Its value in absolute and relative terms may have declined recently, with property overtaking it as the main wealth generator in the West Midlands.
But without the jobs and wealth created from manufacturing, where does the money come from for property investments, retail spending and the rest?
Meanwhile, us Brits love to talk ourselves down and get into a state about manufacturing, but really there are a lot of success stories.
While we don't have a divine right to success, more different car manufacturers make their vehicles in this country than anywhere else, and that includes the US, France, Spain, China and Brazil.
Why? Well the productivity levels are pretty good.
The car makers are not charities and when it comes to location, location, location - cost, cost, cost is still one of the primary considerations.
The Nissan plant in Sunderland is the most productive in the world, while Ford's Halewood factory on Merseyside is the best performing the American company has. Closer to the Midlands, all the four-cylinder engines for BMW are currently made at its Hams Hall plant in Warwickshire.
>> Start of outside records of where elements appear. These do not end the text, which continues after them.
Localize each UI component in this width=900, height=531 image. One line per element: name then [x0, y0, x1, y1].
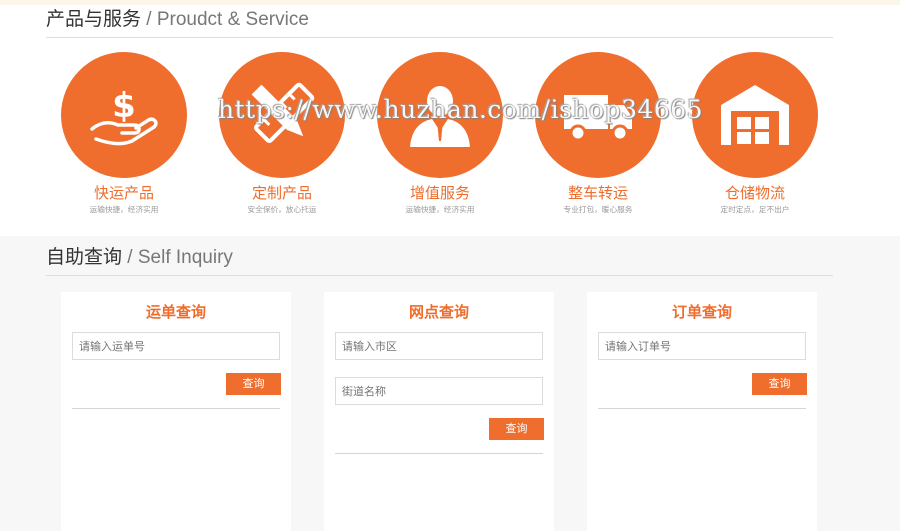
- card-divider: [72, 408, 280, 409]
- service-item-custom[interactable]: 定制产品 安全保价，放心托运: [219, 52, 345, 216]
- order-query-button[interactable]: 查询: [752, 373, 807, 395]
- card-divider: [598, 408, 806, 409]
- card-divider: [335, 453, 543, 454]
- svg-text:$: $: [112, 86, 136, 126]
- service-desc: 运输快捷，经济实用: [89, 205, 159, 215]
- order-inquiry-card: 订单查询 查询: [587, 292, 817, 531]
- service-desc: 运输快捷，经济实用: [405, 205, 475, 215]
- inquiry-divider: [46, 275, 833, 276]
- order-number-input[interactable]: [598, 332, 806, 360]
- order-card-title: 订单查询: [671, 303, 732, 321]
- service-circle: $: [61, 52, 187, 178]
- inquiry-heading-zh: 自助查询: [46, 246, 123, 268]
- service-item-value-added[interactable]: 增值服务 运输快捷，经济实用: [377, 52, 503, 216]
- service-item-truck-transfer[interactable]: 整车转运 专业打包，暖心服务: [535, 52, 661, 216]
- warehouse-icon: [721, 85, 789, 145]
- street-input[interactable]: [335, 377, 543, 405]
- inquiry-heading: 自助查询 / Self Inquiry: [46, 245, 233, 270]
- inquiry-heading-en: / Self Inquiry: [122, 247, 233, 268]
- service-desc: 安全保价，放心托运: [247, 205, 317, 215]
- service-item-express[interactable]: $ 快运产品 运输快捷，经济实用: [61, 52, 187, 216]
- services-heading-zh: 产品与服务: [46, 8, 142, 30]
- outlet-query-button[interactable]: 查询: [489, 418, 544, 440]
- service-title: 定制产品: [251, 184, 312, 202]
- outlet-inquiry-card: 网点查询 查询: [324, 292, 554, 531]
- service-desc: 定时定点，足不出户: [720, 205, 790, 215]
- watermark-text: https://www.huzhan.com/ishop34665: [218, 95, 704, 124]
- waybill-number-input[interactable]: [72, 332, 280, 360]
- service-title: 仓储物流: [724, 184, 785, 202]
- service-desc: 专业打包，暖心服务: [563, 205, 633, 215]
- waybill-query-button[interactable]: 查询: [226, 373, 281, 395]
- service-circle: [692, 52, 818, 178]
- service-title: 快运产品: [93, 184, 154, 202]
- city-input[interactable]: [335, 332, 543, 360]
- service-title: 整车转运: [567, 184, 628, 202]
- services-heading-en: / Proudct & Service: [141, 9, 309, 30]
- waybill-inquiry-card: 运单查询 查询: [61, 292, 291, 531]
- service-item-warehouse[interactable]: 仓储物流 定时定点，足不出户: [692, 52, 818, 216]
- waybill-card-title: 运单查询: [145, 303, 206, 321]
- services-divider: [46, 37, 833, 38]
- services-heading: 产品与服务 / Proudct & Service: [46, 7, 309, 32]
- service-title: 增值服务: [409, 184, 470, 202]
- outlet-card-title: 网点查询: [408, 303, 469, 321]
- money-hand-icon: $: [90, 86, 158, 146]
The new Mini, has been a roaring success, with almost every component sourced in the UK.
The only outstanding part - the engine which is currently built in Brazil - is also going to be produced in the UK soon.
Meanwhile, 70 per cent of all airport x-ray machines are made at a firm near Watford, while the new helicopter for the US president is going to be made in Yeovil. Which, I suppose, is a nice link to our aerospace industry.
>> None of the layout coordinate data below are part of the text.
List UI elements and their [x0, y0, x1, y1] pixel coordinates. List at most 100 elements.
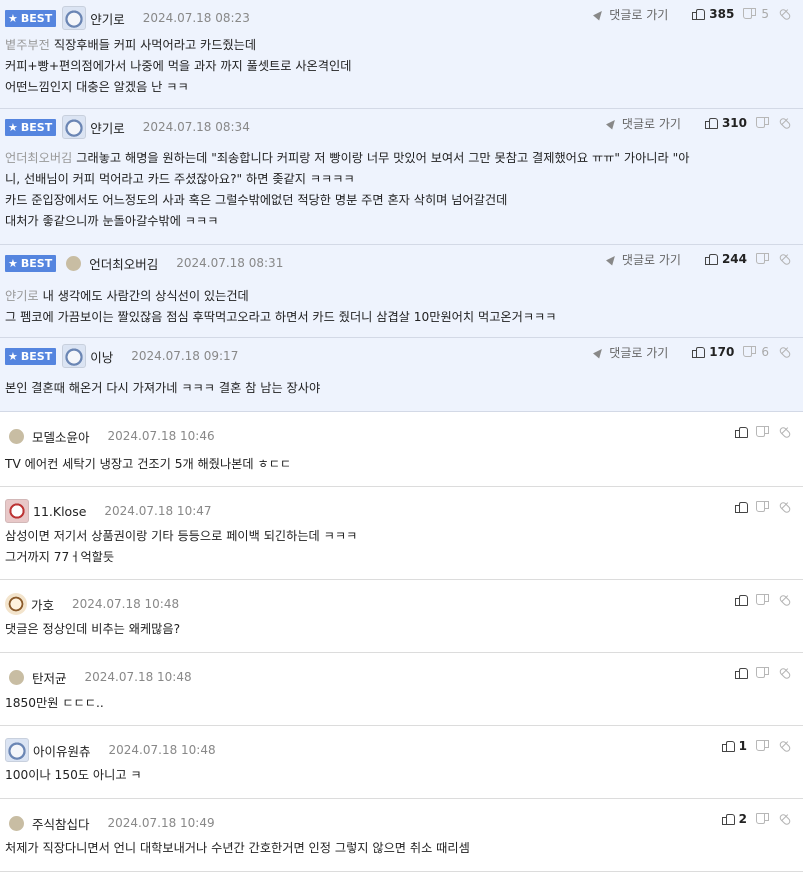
- downvote-button[interactable]: [757, 253, 769, 265]
- comment-text: 어떤느낌인지 대충은 알겠음 난 ㅋㅋ: [5, 80, 189, 94]
- goto-reply-label: 댓글로 가기: [609, 345, 669, 360]
- thumbs-up-icon: [721, 813, 735, 825]
- downvote-button[interactable]: [757, 667, 769, 679]
- upvote-button[interactable]: 170: [692, 345, 734, 359]
- avatar-dog[interactable]: [5, 499, 29, 523]
- upvote-button[interactable]: [735, 594, 748, 606]
- share-link-button[interactable]: [778, 666, 792, 680]
- downvote-button[interactable]: [757, 740, 769, 752]
- upvote-count: 244: [721, 252, 747, 266]
- downvote-button[interactable]: [757, 813, 769, 825]
- thumbs-up-icon: [735, 594, 748, 606]
- comment-date: 2024.07.18 09:17: [131, 349, 239, 363]
- comment-item: 모델소윤아 2024.07.18 10:46 TV 에어컨 세탁기 냉장고 건조기 …: [0, 412, 803, 487]
- best-badge: ★ BEST: [5, 118, 57, 136]
- comment-text: 댓글은 정상인데 비추는 왜케많음?: [5, 622, 181, 636]
- comment-actions: 1: [712, 733, 792, 759]
- comment-date: 2024.07.18 10:49: [107, 816, 215, 830]
- goto-reply-link[interactable]: 댓글로 가기: [593, 6, 668, 23]
- upvote-count: 1: [738, 739, 747, 753]
- comment-item: 아이유원츄 2024.07.18 10:48 1 100이나 150도 아니고 ㅋ: [0, 726, 803, 799]
- comment-actions: [725, 660, 792, 686]
- share-link-button[interactable]: [778, 345, 792, 359]
- author-name[interactable]: 가호: [31, 595, 54, 614]
- mention-tag[interactable]: 볕주부전: [5, 38, 50, 52]
- comment-text: 그래놓고 해명을 원하는데 "죄송합니다 커피랑 저 빵이랑 너무 맛있어 보여…: [76, 151, 690, 165]
- author-name[interactable]: 11.Klose: [33, 504, 86, 519]
- comment-line: 어떤느낌인지 대충은 알겠음 난 ㅋㅋ: [5, 77, 793, 98]
- avatar-dot[interactable]: [66, 255, 82, 271]
- upvote-button[interactable]: [735, 667, 748, 679]
- author-name[interactable]: 얀기로: [90, 118, 125, 137]
- star-icon: ★: [8, 11, 18, 25]
- comment-meta: 가호 2024.07.18 10:48: [5, 592, 179, 616]
- avatar-pic[interactable]: [62, 6, 87, 30]
- link-icon: [778, 252, 792, 266]
- comment-text: 본인 결혼때 해온거 다시 가져가네 ㅋㅋㅋ 결혼 참 남는 장사야: [5, 381, 321, 395]
- arrow-icon: [593, 345, 606, 359]
- upvote-button[interactable]: [735, 426, 748, 438]
- avatar-dot[interactable]: [9, 669, 24, 685]
- author-name[interactable]: 주식참십다: [32, 814, 90, 833]
- avatar-pup[interactable]: [5, 593, 27, 615]
- share-link-button[interactable]: [778, 116, 792, 130]
- comment-item: 11.Klose 2024.07.18 10:47 삼성이면 저기서 상품권이랑 기…: [0, 487, 803, 580]
- goto-reply-link[interactable]: 댓글로 가기: [605, 115, 681, 132]
- thumbs-down-icon: [744, 346, 756, 358]
- thumbs-up-icon: [735, 501, 748, 513]
- best-label: BEST: [20, 11, 53, 25]
- share-link-button[interactable]: [778, 7, 792, 21]
- thumbs-down-icon: [757, 813, 769, 825]
- share-link-button[interactable]: [778, 425, 792, 439]
- upvote-button[interactable]: 1: [721, 739, 747, 753]
- comment-text: 그 펨코에 가끔보이는 짤있잖음 점심 후딱먹고오라고 하면서 카드 줬더니 삼…: [5, 310, 557, 324]
- upvote-button[interactable]: 385: [692, 7, 734, 21]
- author-name[interactable]: 탄저균: [32, 668, 67, 687]
- author-name[interactable]: 아이유원츄: [33, 741, 91, 760]
- mention-tag[interactable]: 언더최오버김: [5, 151, 72, 165]
- goto-reply-link[interactable]: 댓글로 가기: [593, 344, 669, 361]
- avatar-dot[interactable]: [9, 428, 24, 444]
- upvote-count: 170: [709, 345, 735, 359]
- link-icon: [778, 500, 792, 514]
- comment-text: TV 에어컨 세탁기 냉장고 건조기 5개 해줬나본데 ㅎㄷㄷ: [5, 457, 292, 471]
- avatar-pic[interactable]: [62, 344, 87, 368]
- avatar-pic[interactable]: [5, 738, 29, 762]
- link-icon: [778, 739, 792, 753]
- downvote-button[interactable]: [757, 594, 769, 606]
- downvote-button[interactable]: 5: [744, 7, 769, 21]
- upvote-button[interactable]: 244: [704, 252, 747, 266]
- arrow-icon: [593, 7, 606, 21]
- thumbs-down-icon: [757, 501, 769, 513]
- downvote-button[interactable]: [757, 117, 769, 129]
- share-link-button[interactable]: [778, 593, 792, 607]
- avatar-pic[interactable]: [62, 115, 87, 139]
- star-icon: ★: [8, 349, 18, 363]
- comment-date: 2024.07.18 10:48: [84, 670, 192, 684]
- comment-item: 가호 2024.07.18 10:48 댓글은 정상인데 비추는 왜케많음?: [0, 580, 803, 653]
- upvote-button[interactable]: [735, 501, 748, 513]
- author-name[interactable]: 이낭: [90, 347, 113, 366]
- share-link-button[interactable]: [778, 500, 792, 514]
- upvote-button[interactable]: 310: [704, 116, 747, 130]
- comment-line: 처제가 직장다니면서 언니 대학보내거나 수년간 간호한거면 인정 그렇지 않으…: [5, 838, 793, 859]
- share-link-button[interactable]: [778, 739, 792, 753]
- downvote-button[interactable]: [757, 426, 769, 438]
- comment-meta: ★ BEST 얀기로 2024.07.18 08:34: [5, 115, 250, 139]
- author-name[interactable]: 얀기로: [90, 9, 125, 28]
- downvote-button[interactable]: [757, 501, 769, 513]
- author-name[interactable]: 모델소윤아: [32, 427, 90, 446]
- comment-line: 니, 선배님이 커피 먹어라고 카드 주셨잖아요?" 하면 좆같지 ㅋㅋㅋㅋ: [5, 169, 793, 190]
- downvote-button[interactable]: 6: [744, 345, 769, 359]
- comment-text: 대처가 좋같으니까 눈돌아갈수밖에 ㅋㅋㅋ: [5, 214, 219, 228]
- comment-line: 그거까지 77ㅓ억할듯: [5, 547, 793, 568]
- share-link-button[interactable]: [778, 812, 792, 826]
- share-link-button[interactable]: [778, 252, 792, 266]
- goto-reply-link[interactable]: 댓글로 가기: [605, 251, 681, 268]
- upvote-button[interactable]: 2: [721, 812, 747, 826]
- author-name[interactable]: 언더최오버김: [89, 254, 158, 273]
- mention-tag[interactable]: 얀기로: [5, 289, 39, 303]
- comment-line: 대처가 좋같으니까 눈돌아갈수밖에 ㅋㅋㅋ: [5, 211, 793, 232]
- avatar-dot[interactable]: [9, 815, 24, 831]
- comment-text: 처제가 직장다니면서 언니 대학보내거나 수년간 간호한거면 인정 그렇지 않으…: [5, 841, 470, 855]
Per capita, Britain has the biggest aerospace industry in the world, while even in absolute terms it is second only to the Americans.
Dozens and dozens of firms are involved in the Airbus consortium, where 75 per cent of the engines have been researched, designed and built in Britain.
The wings are also being produced in Britain, which as CBI Director General Sir Digby Jones said the other day: "The French screw it together, the Germans make the fuselage, but the clever stuff is all British."
Manufacturing is alive and well in this country, but no longer can British firms compete on price alone with the likes of China and India in town.
But to do this we are going to need a better skilled workforce who can make the more innovative, high-quality, value-added products.
Quite simply, UK Plc does not have enough engineers and innovators. So, manufacturing is on the ropes, but it ain't knocked out yet.